На Западе поднялся шум, книгу Михайлова перевели на одиннадцать языков, а его самого под давлением западной общественности выпустили. В последующие годы его снова арестовывали и снова освобождали, пока в 1978 году не вручили загранпаспорт и не выдворили на Запад, лишив югославского гражданства. «Я… оказался единственным югославским диссидентом, „удостоившимся такой чести“, — говорил Михайлов. — В отличие от СССР, для Югославии это не было обычной практикой. Вернули мне гражданство только в 1989 году»[656].

В 1965 году произошло важнейшее событие для югославской культуры. Летом в страну из Лондона вернулся выдающийся сербский поэт и писатель Милош Црнянский. Он пробыл в эмиграции с 1941 года, но как признавал даже глава УДБ Ранкович, ничем себя там не запятнал.

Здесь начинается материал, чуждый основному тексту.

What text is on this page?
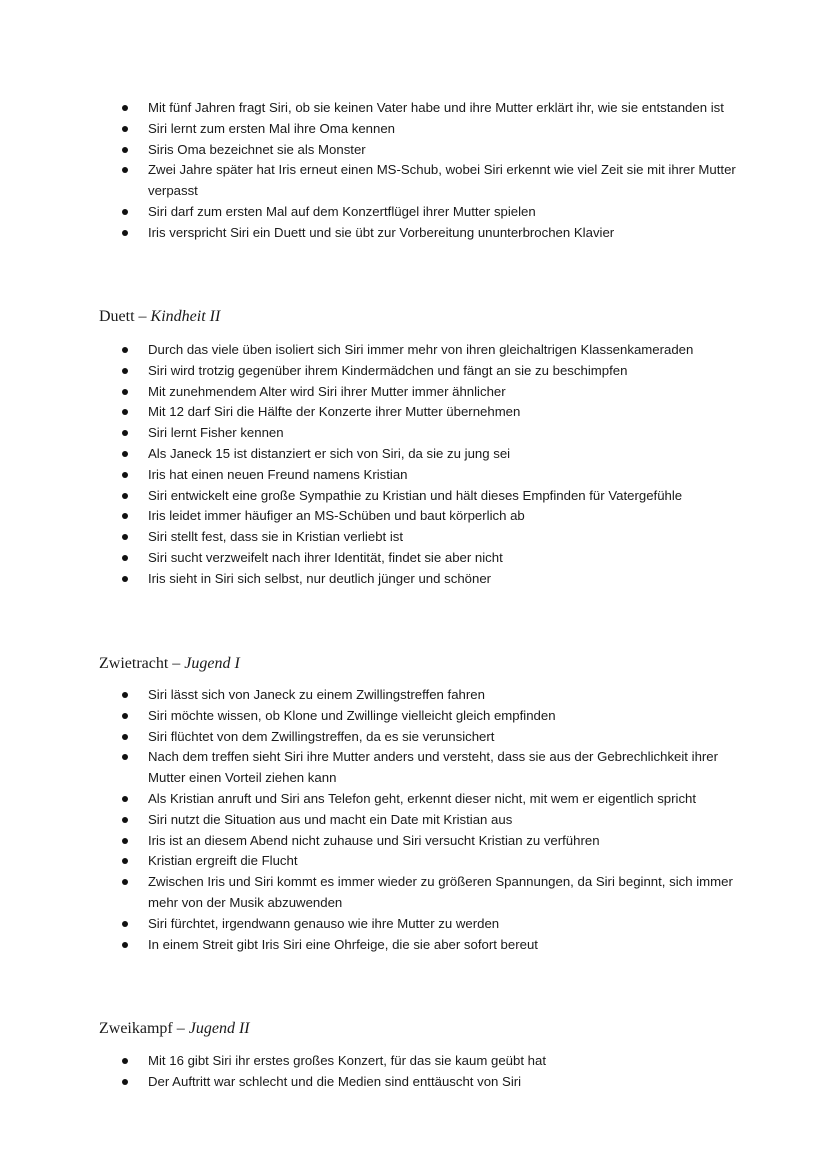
Mit fünf Jahren fragt Siri, ob sie keinen Vater habe und ihre Mutter erklärt ihr, wie sie entstanden ist
Siri lernt zum ersten Mal ihre Oma kennen
Siris Oma bezeichnet sie als Monster
Zwei Jahre später hat Iris erneut einen MS-Schub, wobei Siri erkennt wie viel Zeit sie mit ihrer Mutter verpasst
Siri darf zum ersten Mal auf dem Konzertflügel ihrer Mutter spielen
Iris verspricht Siri ein Duett und sie übt zur Vorbereitung ununterbrochen Klavier
Duett – Kindheit II
Durch das viele üben isoliert sich Siri immer mehr von ihren gleichaltrigen Klassenkameraden
Siri wird trotzig gegenüber ihrem Kindermädchen und fängt an sie zu beschimpfen
Mit zunehmendem Alter wird Siri ihrer Mutter immer ähnlicher
Mit 12 darf Siri die Hälfte der Konzerte ihrer Mutter übernehmen
Siri lernt Fisher kennen
Als Janeck 15 ist distanziert er sich von Siri, da sie zu jung sei
Iris hat einen neuen Freund namens Kristian
Siri entwickelt eine große Sympathie zu Kristian und hält dieses Empfinden für Vatergefühle
Iris leidet immer häufiger an MS-Schüben und baut körperlich ab
Siri stellt fest, dass sie in Kristian verliebt ist
Siri sucht verzweifelt nach ihrer Identität, findet sie aber nicht
Iris sieht in Siri sich selbst, nur deutlich jünger und schöner
Zwietracht – Jugend I
Siri lässt sich von Janeck zu einem Zwillingstreffen fahren
Siri möchte wissen, ob Klone und Zwillinge vielleicht gleich empfinden
Siri flüchtet von dem Zwillingstreffen, da es sie verunsichert
Nach dem treffen sieht Siri ihre Mutter anders und versteht, dass sie aus der Gebrechlichkeit ihrer Mutter einen Vorteil ziehen kann
Als Kristian anruft und Siri ans Telefon geht, erkennt dieser nicht, mit wem er eigentlich spricht
Siri nutzt die Situation aus und macht ein Date mit Kristian aus
Iris ist an diesem Abend nicht zuhause und Siri versucht Kristian zu verführen
Kristian ergreift die Flucht
Zwischen Iris und Siri kommt es immer wieder zu größeren Spannungen, da Siri beginnt, sich immer mehr von der Musik abzuwenden
Siri fürchtet, irgendwann genauso wie ihre Mutter zu werden
In einem Streit gibt Iris Siri eine Ohrfeige, die sie aber sofort bereut
Zweikampf – Jugend II
Mit 16 gibt Siri ihr erstes großes Konzert, für das sie kaum geübt hat
Der Auftritt war schlecht und die Medien sind enttäuscht von Siri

Ему оказывали всевозможный почет и уважение. Его часто навещали деятели культуры, а высокопоставленные руководители приглашали на обеды. Встречался Црнянский и с Ранковичем. Однажды писателя спросили: «Когда Марина Цветаева вернулась в Россию, она вскоре совершила самоубийство. А когда вернулся Куприн, он наклонился и поцеловал родную землю. А вы что сделаете?» — «Ни то ни другое», — ответил писатель[657].

Црнянский давал интервью, выступал, но не говорил ничего такого, что могло бы как-то обидеть Тито. Во время одного из своих выступлений он сказал переполненной аудитории: «На этом месте я говорил 32 года назад. Что же, давайте теперь продолжим!»

Через некоторое время в канцелярию Президента СФРЮ поступил отпечатанный на машинке памфлет на Црнянского. «Когда фашизм возвращается на мировую арену, к нам возвращается и Милош Црнянский, — начинался он. — Црнянский смело, открыто, без стыда и мук совести, обращается к огромной аудитории со словами: „На этом месте я говорил 32 года назад. Что же, давайте теперь продолжим!“ Хорошо, мистер Црнянский, давайте действительно продолжим. Но… необходимо припомнить, что именно вы и ваши единомышленники говорили 32 года назад».

Далее утверждалось, что писатель, будучи еще в 1929 году пресс-атташе югославского посольства в Берлине, проникся идеями фашизма. Его обвиняли в издании «фашистской» газеты в Югославии, в славословии Франко и Муссолини, в борьбе против марксизма в литературе. Авторы выражали удивление, что югославские газеты «восхваляют возвращение Црнянского». Это оскорбляет память погибших публицистов-коммунистов, утверждали они.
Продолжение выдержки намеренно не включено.